Welcome to torch-train’s documentation!

torch-train provides a wrapper around the torch.nn.Module to provide scikit-learn like fit() and predict() methods.

Installation

The most straigtforward way of installing torch-train is via pip

pip install torch-train

If you wish to stay up to date with the latest development version, you can instead download the source code. In this case, make sure that you have all the required dependencies installed.

Dependencies

torch-train requires the following python packages to be installed:

All dependencies should be automatically downloaded if you install torch-train via pip. However, should you want to install these libraries manually, you can install the dependencies using the requirements.txt file

pip install -r requirements.txt

Or you can install these libraries yourself

pip install -U torch

Usage

This section gives a high-level overview of the modules implemented by torch-train. We also include a working example to guide users through the code. For detailed documentation of individual methods, we refer to the Reference guide.

Overview

This section explains the design of torch-train on a high level. torch-train is a network that is implemented as an extension of torch.nn.Module. This means it can be trained and used as any neural network module in the pytorch library.

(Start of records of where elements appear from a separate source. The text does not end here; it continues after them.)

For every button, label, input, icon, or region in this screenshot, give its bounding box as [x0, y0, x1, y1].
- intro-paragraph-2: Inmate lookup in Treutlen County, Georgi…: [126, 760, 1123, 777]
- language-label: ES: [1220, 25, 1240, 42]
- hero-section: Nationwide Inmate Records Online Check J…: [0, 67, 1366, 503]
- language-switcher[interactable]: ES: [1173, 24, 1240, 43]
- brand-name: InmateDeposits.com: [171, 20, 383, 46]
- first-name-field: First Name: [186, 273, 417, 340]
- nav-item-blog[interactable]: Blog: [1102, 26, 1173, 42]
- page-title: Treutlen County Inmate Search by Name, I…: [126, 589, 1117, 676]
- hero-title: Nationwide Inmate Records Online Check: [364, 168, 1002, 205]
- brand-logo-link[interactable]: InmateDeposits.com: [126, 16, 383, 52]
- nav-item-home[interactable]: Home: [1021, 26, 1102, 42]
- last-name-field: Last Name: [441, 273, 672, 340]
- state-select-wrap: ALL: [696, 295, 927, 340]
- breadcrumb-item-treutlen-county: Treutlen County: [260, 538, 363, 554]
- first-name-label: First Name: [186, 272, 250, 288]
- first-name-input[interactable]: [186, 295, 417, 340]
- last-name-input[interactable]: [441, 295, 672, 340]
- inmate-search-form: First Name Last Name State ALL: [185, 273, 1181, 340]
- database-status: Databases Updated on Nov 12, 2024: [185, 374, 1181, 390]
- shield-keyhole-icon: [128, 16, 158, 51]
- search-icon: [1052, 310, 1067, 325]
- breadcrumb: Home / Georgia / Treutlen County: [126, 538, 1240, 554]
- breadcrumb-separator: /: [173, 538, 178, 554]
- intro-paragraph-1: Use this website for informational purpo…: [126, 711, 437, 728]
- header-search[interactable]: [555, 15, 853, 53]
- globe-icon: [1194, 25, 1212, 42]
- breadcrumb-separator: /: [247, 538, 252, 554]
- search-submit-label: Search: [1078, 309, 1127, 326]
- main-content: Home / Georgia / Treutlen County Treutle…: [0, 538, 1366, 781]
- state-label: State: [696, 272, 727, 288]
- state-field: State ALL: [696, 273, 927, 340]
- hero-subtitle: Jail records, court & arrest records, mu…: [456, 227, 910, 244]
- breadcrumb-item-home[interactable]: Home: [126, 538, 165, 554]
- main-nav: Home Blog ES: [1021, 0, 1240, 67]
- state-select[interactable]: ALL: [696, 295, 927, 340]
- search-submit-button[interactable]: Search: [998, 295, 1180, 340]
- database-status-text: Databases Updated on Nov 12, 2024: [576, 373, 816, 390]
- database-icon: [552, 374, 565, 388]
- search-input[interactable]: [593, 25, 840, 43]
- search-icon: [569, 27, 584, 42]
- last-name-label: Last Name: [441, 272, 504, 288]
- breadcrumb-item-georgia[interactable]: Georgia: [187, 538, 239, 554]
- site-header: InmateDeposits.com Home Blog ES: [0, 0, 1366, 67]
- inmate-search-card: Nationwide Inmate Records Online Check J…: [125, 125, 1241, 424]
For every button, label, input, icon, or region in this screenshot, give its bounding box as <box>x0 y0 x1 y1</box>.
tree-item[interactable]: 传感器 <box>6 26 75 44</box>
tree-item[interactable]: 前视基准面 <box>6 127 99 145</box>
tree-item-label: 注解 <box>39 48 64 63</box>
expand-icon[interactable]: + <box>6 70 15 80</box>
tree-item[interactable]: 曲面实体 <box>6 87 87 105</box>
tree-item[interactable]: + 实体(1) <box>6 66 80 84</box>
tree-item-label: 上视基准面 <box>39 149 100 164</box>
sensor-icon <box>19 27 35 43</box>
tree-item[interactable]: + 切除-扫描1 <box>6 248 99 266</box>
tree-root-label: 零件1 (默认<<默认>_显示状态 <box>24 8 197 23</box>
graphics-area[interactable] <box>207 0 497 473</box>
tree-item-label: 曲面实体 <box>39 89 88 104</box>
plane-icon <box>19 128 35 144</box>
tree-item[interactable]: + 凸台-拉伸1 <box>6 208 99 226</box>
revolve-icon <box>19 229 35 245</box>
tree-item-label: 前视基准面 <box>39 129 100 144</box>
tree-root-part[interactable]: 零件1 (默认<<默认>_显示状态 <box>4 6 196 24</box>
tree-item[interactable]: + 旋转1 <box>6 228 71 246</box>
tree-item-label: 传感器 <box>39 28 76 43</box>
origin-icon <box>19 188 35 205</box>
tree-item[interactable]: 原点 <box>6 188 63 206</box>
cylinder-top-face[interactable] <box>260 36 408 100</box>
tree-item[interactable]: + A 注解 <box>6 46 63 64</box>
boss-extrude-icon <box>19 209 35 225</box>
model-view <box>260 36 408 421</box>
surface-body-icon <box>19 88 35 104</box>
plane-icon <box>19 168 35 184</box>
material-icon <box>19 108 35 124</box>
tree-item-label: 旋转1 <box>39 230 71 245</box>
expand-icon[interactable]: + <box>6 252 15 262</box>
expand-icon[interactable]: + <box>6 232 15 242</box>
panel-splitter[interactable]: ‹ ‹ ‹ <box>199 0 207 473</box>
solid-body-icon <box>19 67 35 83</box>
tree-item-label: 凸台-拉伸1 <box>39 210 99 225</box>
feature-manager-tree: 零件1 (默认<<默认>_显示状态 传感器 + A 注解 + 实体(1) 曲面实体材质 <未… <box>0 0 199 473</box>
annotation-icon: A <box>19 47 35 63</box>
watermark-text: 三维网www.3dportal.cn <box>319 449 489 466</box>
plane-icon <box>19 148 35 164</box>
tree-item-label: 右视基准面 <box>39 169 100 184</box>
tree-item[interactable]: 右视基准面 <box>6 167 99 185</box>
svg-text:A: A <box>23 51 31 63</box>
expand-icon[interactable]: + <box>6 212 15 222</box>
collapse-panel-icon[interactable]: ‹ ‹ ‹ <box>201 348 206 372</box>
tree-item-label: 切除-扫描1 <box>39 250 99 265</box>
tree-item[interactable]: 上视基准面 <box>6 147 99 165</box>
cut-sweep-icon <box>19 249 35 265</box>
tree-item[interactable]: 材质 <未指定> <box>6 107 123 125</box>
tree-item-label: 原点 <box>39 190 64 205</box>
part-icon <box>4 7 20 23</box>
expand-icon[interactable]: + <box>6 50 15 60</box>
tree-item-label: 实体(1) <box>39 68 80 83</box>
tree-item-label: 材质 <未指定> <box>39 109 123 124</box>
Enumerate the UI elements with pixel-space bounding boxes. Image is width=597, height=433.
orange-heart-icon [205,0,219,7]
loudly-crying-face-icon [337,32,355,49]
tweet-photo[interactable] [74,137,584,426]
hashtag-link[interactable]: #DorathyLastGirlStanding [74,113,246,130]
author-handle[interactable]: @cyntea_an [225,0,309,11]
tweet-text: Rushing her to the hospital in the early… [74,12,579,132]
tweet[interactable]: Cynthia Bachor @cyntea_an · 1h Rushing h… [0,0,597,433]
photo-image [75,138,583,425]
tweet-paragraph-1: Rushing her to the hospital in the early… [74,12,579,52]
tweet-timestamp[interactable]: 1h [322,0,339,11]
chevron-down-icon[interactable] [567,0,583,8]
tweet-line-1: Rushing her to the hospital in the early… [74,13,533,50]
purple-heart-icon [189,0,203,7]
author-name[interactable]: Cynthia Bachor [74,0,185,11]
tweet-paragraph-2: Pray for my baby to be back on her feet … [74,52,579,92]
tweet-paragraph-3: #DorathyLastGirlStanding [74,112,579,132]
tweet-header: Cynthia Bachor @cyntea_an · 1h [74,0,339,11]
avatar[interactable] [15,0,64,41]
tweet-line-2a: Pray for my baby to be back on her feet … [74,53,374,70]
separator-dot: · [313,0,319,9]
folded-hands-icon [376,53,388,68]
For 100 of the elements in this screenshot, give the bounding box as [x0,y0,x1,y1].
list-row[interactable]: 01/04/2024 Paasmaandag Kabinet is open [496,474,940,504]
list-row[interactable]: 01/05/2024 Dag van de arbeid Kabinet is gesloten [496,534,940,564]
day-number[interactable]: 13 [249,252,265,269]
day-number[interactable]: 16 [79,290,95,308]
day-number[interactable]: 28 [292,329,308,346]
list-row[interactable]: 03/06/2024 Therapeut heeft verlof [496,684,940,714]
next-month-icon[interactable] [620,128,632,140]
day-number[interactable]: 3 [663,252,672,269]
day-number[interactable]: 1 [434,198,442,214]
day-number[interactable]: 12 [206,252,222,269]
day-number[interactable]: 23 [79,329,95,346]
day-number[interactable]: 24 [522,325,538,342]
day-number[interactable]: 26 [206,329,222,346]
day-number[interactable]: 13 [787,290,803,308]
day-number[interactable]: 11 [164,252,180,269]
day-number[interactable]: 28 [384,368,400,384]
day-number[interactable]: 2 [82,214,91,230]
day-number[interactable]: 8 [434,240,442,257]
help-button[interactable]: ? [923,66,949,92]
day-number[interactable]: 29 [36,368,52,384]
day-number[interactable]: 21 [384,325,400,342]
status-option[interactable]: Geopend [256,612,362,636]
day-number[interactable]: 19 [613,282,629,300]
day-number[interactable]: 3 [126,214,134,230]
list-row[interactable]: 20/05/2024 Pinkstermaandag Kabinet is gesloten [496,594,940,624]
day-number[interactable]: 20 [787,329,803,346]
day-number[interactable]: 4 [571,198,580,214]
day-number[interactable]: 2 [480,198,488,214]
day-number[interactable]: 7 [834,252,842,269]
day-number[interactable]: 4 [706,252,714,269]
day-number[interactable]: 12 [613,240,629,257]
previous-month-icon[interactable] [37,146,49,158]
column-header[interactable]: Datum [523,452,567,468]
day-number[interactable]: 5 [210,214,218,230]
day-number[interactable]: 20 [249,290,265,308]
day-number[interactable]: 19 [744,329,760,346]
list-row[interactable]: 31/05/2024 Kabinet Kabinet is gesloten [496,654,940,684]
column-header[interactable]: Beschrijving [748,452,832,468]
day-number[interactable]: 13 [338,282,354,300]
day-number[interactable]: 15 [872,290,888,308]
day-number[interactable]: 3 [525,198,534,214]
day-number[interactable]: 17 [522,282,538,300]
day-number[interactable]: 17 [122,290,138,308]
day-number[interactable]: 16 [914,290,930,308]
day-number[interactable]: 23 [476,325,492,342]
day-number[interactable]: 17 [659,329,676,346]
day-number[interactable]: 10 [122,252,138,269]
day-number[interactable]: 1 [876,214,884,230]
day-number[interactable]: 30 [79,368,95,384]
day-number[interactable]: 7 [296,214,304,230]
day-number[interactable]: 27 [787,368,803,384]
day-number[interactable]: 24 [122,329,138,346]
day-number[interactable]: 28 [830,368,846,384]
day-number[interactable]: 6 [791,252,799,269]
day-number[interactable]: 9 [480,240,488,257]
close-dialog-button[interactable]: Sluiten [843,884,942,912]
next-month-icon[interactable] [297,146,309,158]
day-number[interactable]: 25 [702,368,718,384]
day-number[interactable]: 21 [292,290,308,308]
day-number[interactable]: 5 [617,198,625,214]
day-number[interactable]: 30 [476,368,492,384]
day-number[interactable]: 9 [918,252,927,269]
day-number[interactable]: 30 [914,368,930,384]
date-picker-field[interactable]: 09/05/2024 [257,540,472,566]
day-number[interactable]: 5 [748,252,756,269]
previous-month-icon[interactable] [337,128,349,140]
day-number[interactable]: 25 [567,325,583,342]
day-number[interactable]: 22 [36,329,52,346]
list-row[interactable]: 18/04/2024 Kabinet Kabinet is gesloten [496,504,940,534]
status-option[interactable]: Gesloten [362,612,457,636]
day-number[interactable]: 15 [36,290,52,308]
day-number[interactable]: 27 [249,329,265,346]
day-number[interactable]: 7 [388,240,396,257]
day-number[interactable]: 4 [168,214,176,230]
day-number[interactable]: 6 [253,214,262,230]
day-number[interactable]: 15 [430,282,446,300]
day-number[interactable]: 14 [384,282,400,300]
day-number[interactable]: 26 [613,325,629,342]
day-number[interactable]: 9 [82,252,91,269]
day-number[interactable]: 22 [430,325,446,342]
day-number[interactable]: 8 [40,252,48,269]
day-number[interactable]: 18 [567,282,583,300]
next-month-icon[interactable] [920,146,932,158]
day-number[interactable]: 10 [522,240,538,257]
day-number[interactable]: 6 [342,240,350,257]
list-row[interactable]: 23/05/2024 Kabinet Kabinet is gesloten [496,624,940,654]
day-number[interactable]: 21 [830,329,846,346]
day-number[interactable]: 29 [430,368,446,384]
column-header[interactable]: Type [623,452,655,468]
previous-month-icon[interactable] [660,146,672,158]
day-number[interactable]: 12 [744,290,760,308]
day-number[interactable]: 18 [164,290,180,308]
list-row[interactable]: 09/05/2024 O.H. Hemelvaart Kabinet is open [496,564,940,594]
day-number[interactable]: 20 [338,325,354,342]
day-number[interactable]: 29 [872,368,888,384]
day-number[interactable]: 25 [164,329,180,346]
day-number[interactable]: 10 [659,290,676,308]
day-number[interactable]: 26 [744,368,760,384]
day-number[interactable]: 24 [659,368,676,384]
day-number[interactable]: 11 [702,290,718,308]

In addition, we provide automatic methods to train and predict given data tensors using our Module extension. This follows a scikit-learn approach with fit(), predict() and fit_predict() methods. We refer to the Reference for a detailed description.

Code

To use torch-train into your own project, you can use it in place of the torch.nn.Module. Here we show some simple examples on how to use the torch-train Module in your own python code. For a complete documentation we refer to the Reference guide.

Import

To import the Module use

from torchtrain import Module

Working example

In this example, we create a basic torch Module and use its fit() and predict() methods to train and test. First we import torch and the torchtrain Module

# imports
import torch
import torch.nn as nn
from   torchtrain import Module

Next we create our simple network consisting of 2 layers and a softmax output function.

Note

We extend the torchtrain.Module instead of the torch.nn.Module like you normally would.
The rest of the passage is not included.